Approved by the FDA in 2014 for psoriasis, apremilast, which inhibits phosphodiesterase-4, is the newest drug in the recommendations. The guidelines recommend its use for moderate to severe psoriasis in adults, with a class A recommendation. Patients should start on a low dose and then build up to the 30-mg, twice-daily dose over 6 days and should be counseled about the risk of depression before starting treatment. Routine laboratory testing can be considered on an individual basis.

The guidelines also lay out three recommendations (and strength of recommendation) for cyclosporine, a drug that’s been around since the 1990s: for severe, recalcitrant cases (class A); for erythrodermic, general pustular, and palmoplantar psoriasis (class B); and as short-term therapy for psoriasis flare in patients already on another drug (class C).

Acitretin is another longstanding therapy used mostly for palmar-plantar psoriasis, but it can also be used as monotherapy for plaque psoriasis as well as erythrodermic and pustular disease. It can also be used in combination with psoralens with UVA for psoriasis and combined with broadband UVB phototherapy for plaque psoriasis. The acitretin recommendations are class B.

The oral Janus kinase (JAK) inhibitor tofacitinib isn’t specifically approved for psoriasis, but it is approved for RA, PsA, and ulcerative colitis. The drug targets the JAK-STAT signaling pathway that causes inflammation. The guidelines state that tofacitinib can be considered for moderate to severe psoriasis, but lists no strength of recommendation. The recommended dose is either 5 or 10 mg orally twice a day, with a caveat that the higher dose carries a higher risk of adverse events. Patients should be evaluated for getting a zoster vaccine before they begin therapy.

“We thought that, because there was probably a small chance that it might get approved for psoriasis, that we would discuss it briefly,” Dr. Menter said of tofacitinib.

Another off-label use the guidelines address is for fumaric and acid esters, also known as fumarates, which are used to in Europe to treat moderate to severe psoriasis. Dimethyl fumarate is approved for relapsing forms of multiple sclerosis in the United States. The guidelines state that fumarates can be used for psoriasis, but offer no strength of recommendation. Side effects include gastrointestinal disturbance and flushing.

Other treatments that are also addressed in the guidelines include a host of systemic immunosuppressants and antimetabolites: azathioprine, hydroxyurea, leflunomide, mycophenolate mofetil, thioguanine, and tacrolimus, none of which are FDA approved for psoriasis.
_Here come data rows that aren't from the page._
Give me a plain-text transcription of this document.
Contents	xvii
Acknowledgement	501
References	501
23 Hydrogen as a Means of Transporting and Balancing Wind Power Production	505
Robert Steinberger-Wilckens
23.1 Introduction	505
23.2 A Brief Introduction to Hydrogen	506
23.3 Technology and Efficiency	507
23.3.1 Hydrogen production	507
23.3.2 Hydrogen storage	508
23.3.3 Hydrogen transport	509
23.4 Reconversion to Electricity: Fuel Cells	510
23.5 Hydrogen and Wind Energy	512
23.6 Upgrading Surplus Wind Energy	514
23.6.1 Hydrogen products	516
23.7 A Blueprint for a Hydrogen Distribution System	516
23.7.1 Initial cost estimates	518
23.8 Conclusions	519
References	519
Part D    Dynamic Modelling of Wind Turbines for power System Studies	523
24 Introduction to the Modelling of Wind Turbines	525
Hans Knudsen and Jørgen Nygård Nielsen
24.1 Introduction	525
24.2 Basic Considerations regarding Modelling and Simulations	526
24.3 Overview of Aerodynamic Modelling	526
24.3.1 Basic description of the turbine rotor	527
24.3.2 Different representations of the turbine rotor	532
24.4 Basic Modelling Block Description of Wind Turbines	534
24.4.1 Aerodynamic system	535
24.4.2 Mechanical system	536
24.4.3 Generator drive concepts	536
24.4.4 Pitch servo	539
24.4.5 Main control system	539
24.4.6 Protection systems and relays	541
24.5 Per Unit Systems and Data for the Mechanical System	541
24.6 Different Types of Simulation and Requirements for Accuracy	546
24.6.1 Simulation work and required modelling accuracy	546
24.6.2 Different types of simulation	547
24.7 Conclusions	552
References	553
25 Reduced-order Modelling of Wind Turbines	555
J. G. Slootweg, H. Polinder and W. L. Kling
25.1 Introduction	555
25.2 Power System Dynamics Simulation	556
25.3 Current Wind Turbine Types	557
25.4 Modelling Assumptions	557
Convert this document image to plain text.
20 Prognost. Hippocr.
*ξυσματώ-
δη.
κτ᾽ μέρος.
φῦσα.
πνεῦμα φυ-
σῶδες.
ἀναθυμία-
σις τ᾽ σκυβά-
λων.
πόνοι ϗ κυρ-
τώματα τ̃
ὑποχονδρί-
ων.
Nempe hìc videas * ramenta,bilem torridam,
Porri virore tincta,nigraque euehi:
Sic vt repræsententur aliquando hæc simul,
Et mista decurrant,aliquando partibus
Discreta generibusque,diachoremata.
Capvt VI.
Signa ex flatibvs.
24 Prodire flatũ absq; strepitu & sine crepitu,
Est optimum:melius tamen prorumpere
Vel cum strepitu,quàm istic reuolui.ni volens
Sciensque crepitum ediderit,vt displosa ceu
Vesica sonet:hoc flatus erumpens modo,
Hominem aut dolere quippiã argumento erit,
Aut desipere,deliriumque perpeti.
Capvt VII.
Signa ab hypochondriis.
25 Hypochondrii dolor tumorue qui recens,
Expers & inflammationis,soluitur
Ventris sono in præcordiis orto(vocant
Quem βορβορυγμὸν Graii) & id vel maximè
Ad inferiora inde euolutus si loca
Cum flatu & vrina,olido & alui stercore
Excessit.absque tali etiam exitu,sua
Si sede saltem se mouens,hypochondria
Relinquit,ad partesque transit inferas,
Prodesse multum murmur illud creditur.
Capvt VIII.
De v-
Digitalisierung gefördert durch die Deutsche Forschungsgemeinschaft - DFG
They’re rarely used for psoriasis, but may have value in selected cases, the guidelines state.

Dr. Menter said that apremilast is the only oral drug in the guidelines, but they are the wave of the future for treating psoriasis. “I think there’s a tremendous potential for new oral drugs – TK2 [thymidine kinase], the JAK inhibitors, and other drugs coming down the pipelines. The majority of patients, if you ask them their preference, would like to take an oral drug rather than an injectable drug. And it would be much easier for dermatologists, they wouldn’t have to train patients on how to do the injections.”

Dr. Menter and Dr. Elmets disclosed financial relationships with numerous pharmaceutical companies. Other authors/work group members also had disclosures related to pharmaceutical manufacturers, and several had no disclosures.